With the Damn Fine Network in your feed, you get not just one or two shows, but five different shows, and they’re all about movie music. The man behind it, Tony Giles — aka TG — hosts The Damn Fine Cast, which is the flagship show of the network, wherein TG plays the latest and greatest sounds. It’s cool, because it’s not just new releases, but also Mr. Giles’ recent acquisitions, making for a quite varied selection. Case in point: Tony’s going through an Italian library phase right now, meaning I’m trying not to drop scads of money on all the releases from Four Flies.
Also on the DFN is the Lakeshore Records Podcast, which showcases releases from that label; Cuts From the Crypt, devoted to tracks from horror movies; 5×5, wherein a guest looks at five different tracks and talks about how they relate to them; and Two Dudes Talking, which isn’t entirely about film music, but TG and Rob Galuzzo (of Blumhouse, Shock Waves, et al) chatting about what’s been exciting them that week.
If you’ve bought any release from Death Waltz Records over the last few years, then the name Charlie Brigden might ring a bell. Brigden writes the wonderful write-ups on the obi strip for nearly every Death Waltz release, and through his work on Moviedrone and Films on Vinyl, he’s really elevated writing on film scores. You can tell that Brigden not only knows his stuff, but he’s interested in discussing it on a level of both a fan and a scholar.
Narrated by Brigden’s wife, Lisa, The Sound of Fear traces the history of horror movie film scores, and does an amazing job of grouping related ideas together, and really focusing well on different eras and sounds. If you listened to Christopher Brown’s History of Horror podcast a while back, then you’ll absolutely love this, as it’s the same mix of research and enthusiastic prose.
El Diabolik’s World of Psychotronic Soundtracks
El Diabolik and Lord Thames might not release episodes on a regular basis — months can pass between installments — but the granddaddy of film score podcasts needs a bit of a break from show to show. Each episode of El Diabolik’s World of Psychotronic Soundtracks regularly runs two hours plus, and they’re just jam-packed with music. The pair absolutely know their stuff, but the appeal of the show is that it’s basically two mates sitting around, playing records for each other, and discussing what they do.

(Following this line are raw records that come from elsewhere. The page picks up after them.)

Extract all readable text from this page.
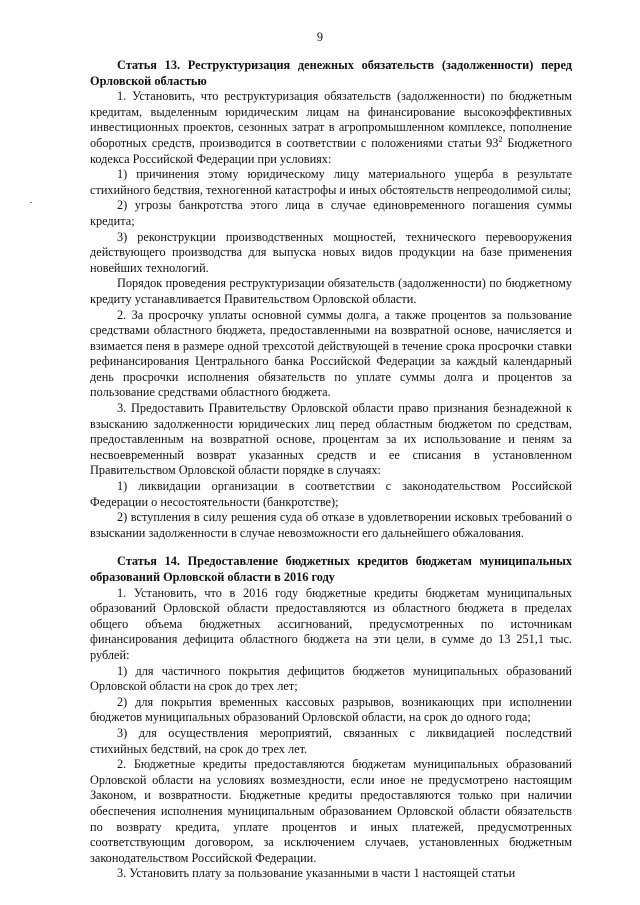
9

Статья 13. Реструктуризация денежных обязательств (задолженности) перед Орловской областью

1. Установить, что реструктуризация обязательств (задолженности) по бюджетным кредитам, выделенным юридическим лицам на финансирование высокоэффективных инвестиционных проектов, сезонных затрат в агропромышленном комплексе, пополнение оборотных средств, производится в соответствии с положениями статьи $93^2$ Бюджетного кодекса Российской Федерации при условиях:

1) причинения этому юридическому лицу материального ущерба в результате стихийного бедствия, техногенной катастрофы и иных обстоятельств непреодолимой силы;

2) угрозы банкротства этого лица в случае единовременного погашения суммы кредита;

3) реконструкции производственных мощностей, технического перевооружения действующего производства для выпуска новых видов продукции на базе применения новейших технологий.

Порядок проведения реструктуризации обязательств (задолженности) по бюджетному кредиту устанавливается Правительством Орловской области.

2. За просрочку уплаты основной суммы долга, а также процентов за пользование средствами областного бюджета, предоставленными на возвратной основе, начисляется и взимается пеня в размере одной трехсотой действующей в течение срока просрочки ставки рефинансирования Центрального банка Российской Федерации за каждый календарный день просрочки исполнения обязательств по уплате суммы долга и процентов за пользование средствами областного бюджета.

3. Предоставить Правительству Орловской области право признания безнадежной к взысканию задолженности юридических лиц перед областным бюджетом по средствам, предоставленным на возвратной основе, процентам за их использование и пеням за несвоевременный возврат указанных средств и ее списания в установленном Правительством Орловской области порядке в случаях:

1) ликвидации организации в соответствии с законодательством Российской Федерации о несостоятельности (банкротстве);

2) вступления в силу решения суда об отказе в удовлетворении исковых требований о взыскании задолженности в случае невозможности его дальнейшего обжалования.

Статья 14. Предоставление бюджетных кредитов бюджетам муниципальных образований Орловской области в 2016 году

1. Установить, что в 2016 году бюджетные кредиты бюджетам муниципальных образований Орловской области предоставляются из областного бюджета в пределах общего объема бюджетных ассигнований, предусмотренных по источникам финансирования дефицита областного бюджета на эти цели, в сумме до 13 251,1 тыс. рублей:

1) для частичного покрытия дефицитов бюджетов муниципальных образований Орловской области на срок до трех лет;

2) для покрытия временных кассовых разрывов, возникающих при исполнении бюджетов муниципальных образований Орловской области, на срок до одного года;

3) для осуществления мероприятий, связанных с ликвидацией последствий стихийных бедствий, на срок до трех лет.

2. Бюджетные кредиты предоставляются бюджетам муниципальных образований Орловской области на условиях возмездности, если иное не предусмотрено настоящим Законом, и возвратности. Бюджетные кредиты предоставляются только при наличии обеспечения исполнения муниципальным образованием Орловской области обязательств по возврату кредита, уплате процентов и иных платежей, предусмотренных соответствующим договором, за исключением случаев, установленных бюджетным законодательством Российской Федерации.

3. Установить плату за пользование указанными в части 1 настоящей статьи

There’s also the occasional special episode, wherein the pair speak on a particular topic, be it the films of Vincent Price, or — in the case of their latest episode, featuring composer John Scott — sitting down with a composer and going over their complete oeuvre. It’s always a delight and a surprise when a new episode hits my podcast feed, and the show’s worth savoring.

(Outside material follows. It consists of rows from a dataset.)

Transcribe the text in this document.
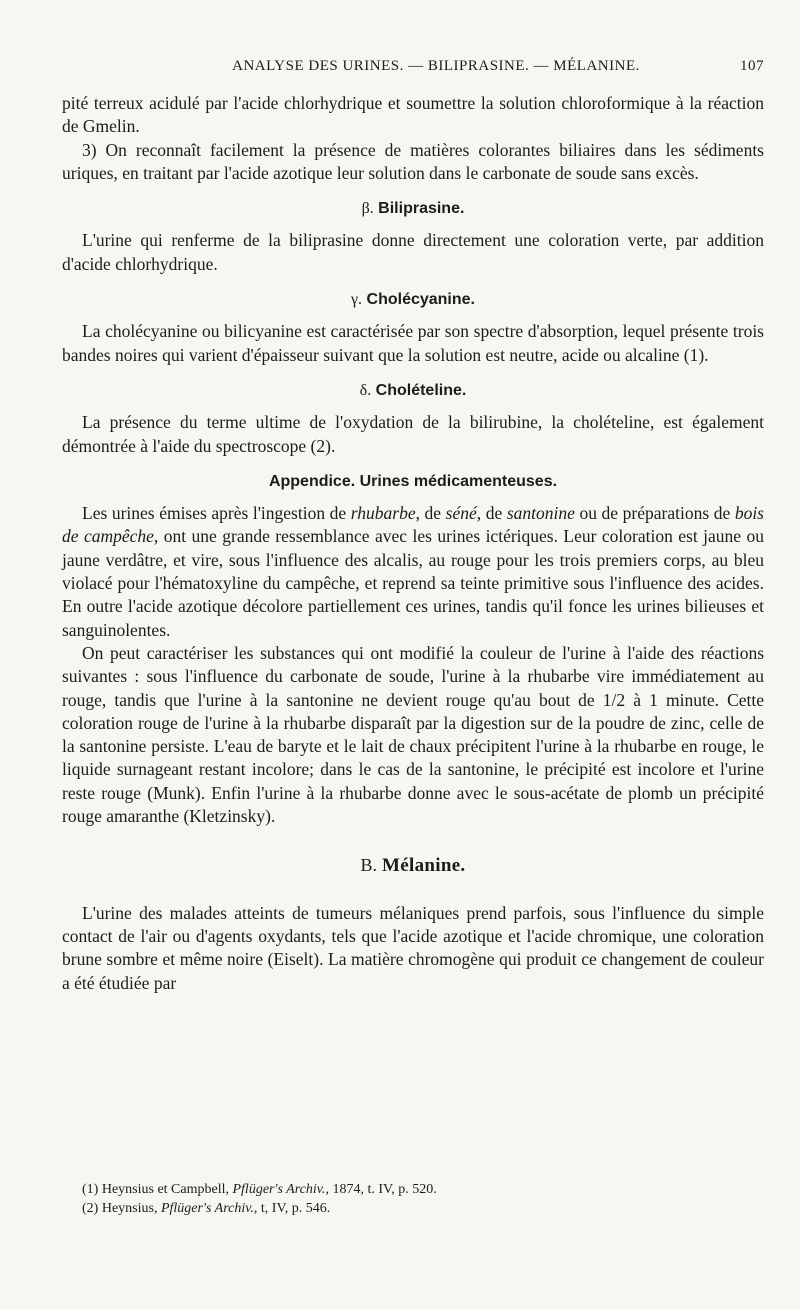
ANALYSE DES URINES. — BILIPRASINE. — MÉLANINE.	107

pité terreux acidulé par l'acide chlorhydrique et soumettre la solution chloroformique à la réaction de Gmelin.

3) On reconnaît facilement la présence de matières colorantes biliaires dans les sédiments uriques, en traitant par l'acide azotique leur solution dans le carbonate de soude sans excès.

β. Biliprasine.

L'urine qui renferme de la biliprasine donne directement une coloration verte, par addition d'acide chlorhydrique.

γ. Cholécyanine.

La cholécyanine ou bilicyanine est caractérisée par son spectre d'absorption, lequel présente trois bandes noires qui varient d'épaisseur suivant que la solution est neutre, acide ou alcaline (1).

δ. Cholételine.

La présence du terme ultime de l'oxydation de la bilirubine, la cholételine, est également démontrée à l'aide du spectroscope (2).

Appendice. Urines médicamenteuses.

Les urines émises après l'ingestion de rhubarbe, de séné, de santonine ou de préparations de bois de campêche, ont une grande ressemblance avec les urines ictériques. Leur coloration est jaune ou jaune verdâtre, et vire, sous l'influence des alcalis, au rouge pour les trois premiers corps, au bleu violacé pour l'hématoxyline du campêche, et reprend sa teinte primitive sous l'influence des acides. En outre l'acide azotique décolore partiellement ces urines, tandis qu'il fonce les urines bilieuses et sanguinolentes.

On peut caractériser les substances qui ont modifié la couleur de l'urine à l'aide des réactions suivantes : sous l'influence du carbonate de soude, l'urine à la rhubarbe vire immédiatement au rouge, tandis que l'urine à la santonine ne devient rouge qu'au bout de 1/2 à 1 minute. Cette coloration rouge de l'urine à la rhubarbe disparaît par la digestion sur de la poudre de zinc, celle de la santonine persiste. L'eau de baryte et le lait de chaux précipitent l'urine à la rhubarbe en rouge, le liquide surnageant restant incolore; dans le cas de la santonine, le précipité est incolore et l'urine reste rouge (Munk). Enfin l'urine à la rhubarbe donne avec le sous-acétate de plomb un précipité rouge amaranthe (Kletzinsky).

B. Mélanine.

L'urine des malades atteints de tumeurs mélaniques prend parfois, sous l'influence du simple contact de l'air ou d'agents oxydants, tels que l'acide azotique et l'acide chromique, une coloration brune sombre et même noire (Eiselt). La matière chromogène qui produit ce changement de couleur a été étudiée par

(1) Heynsius et Campbell, Pflüger's Archiv., 1874, t. IV, p. 520.
(2) Heynsius, Pflüger's Archiv., t, IV, p. 546.
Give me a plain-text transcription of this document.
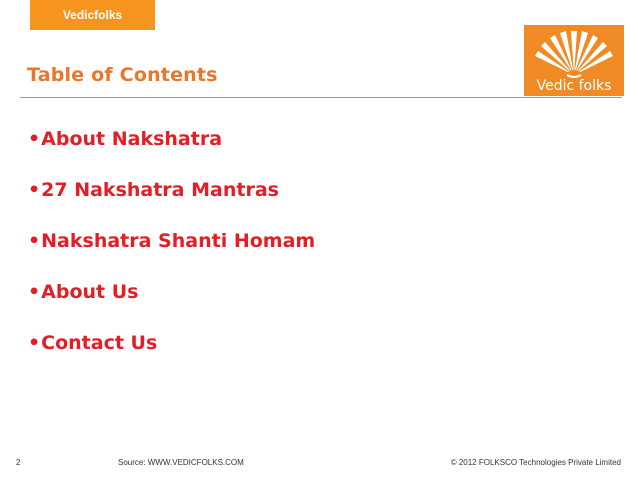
Vedicfolks
Table of Contents	Vedic folks
•About Nakshatra
•27 Nakshatra Mantras
•Nakshatra Shanti Homam
•About Us
•Contact Us
2	Source: WWW.VEDICFOLKS.COM	© 2012 FOLKSCO Technologies Private Limited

This is a new discovery for us, despite the fact that Sideshow Sound Theatre has been putting out shows for over three years now. In addition to the main show, Sideshow Sound Radio, wherein the hosts — composers themselves — discuss scores on topics as varied as heist movies, X-Men, and Pixar, there are quite a few specific podcasts on the network, as well.
Score Guide looks at specific titles, with hosts William Dodson and Wendell Jones tackling a film score, and breaking it down into themes, instrumentation, and more. Mouse Music is obviously Disney films, but also the video games, TV shows, and even the theme parks. In Defence of… tackles bad or maligned films, and we’re really curious as to hear what they have to say on their upcoming Titan A.E. show. Finally, host Ian Crabb does Sideshow & Tell, a weekly run-through of new releases.
While not specifically dedicated to film music, Hrishikesh Hirway’s podcast “where musicians take apart their songs, and piece by piece, tell the story of how they were made” frequently tackles a piece of movie music. He’s had on Brian Tyler, Alexandre Desplat, Ramjn Djawadi, and more. It’s intensely intriguing, and even when you’re not a fan of the artist, film, particular work, or genre, you’ll find yourself pulled in. It’s an absolute must for music fans as a whole, and the fact that Hirway doesn’t limit the show to any one niche really makes it superlative.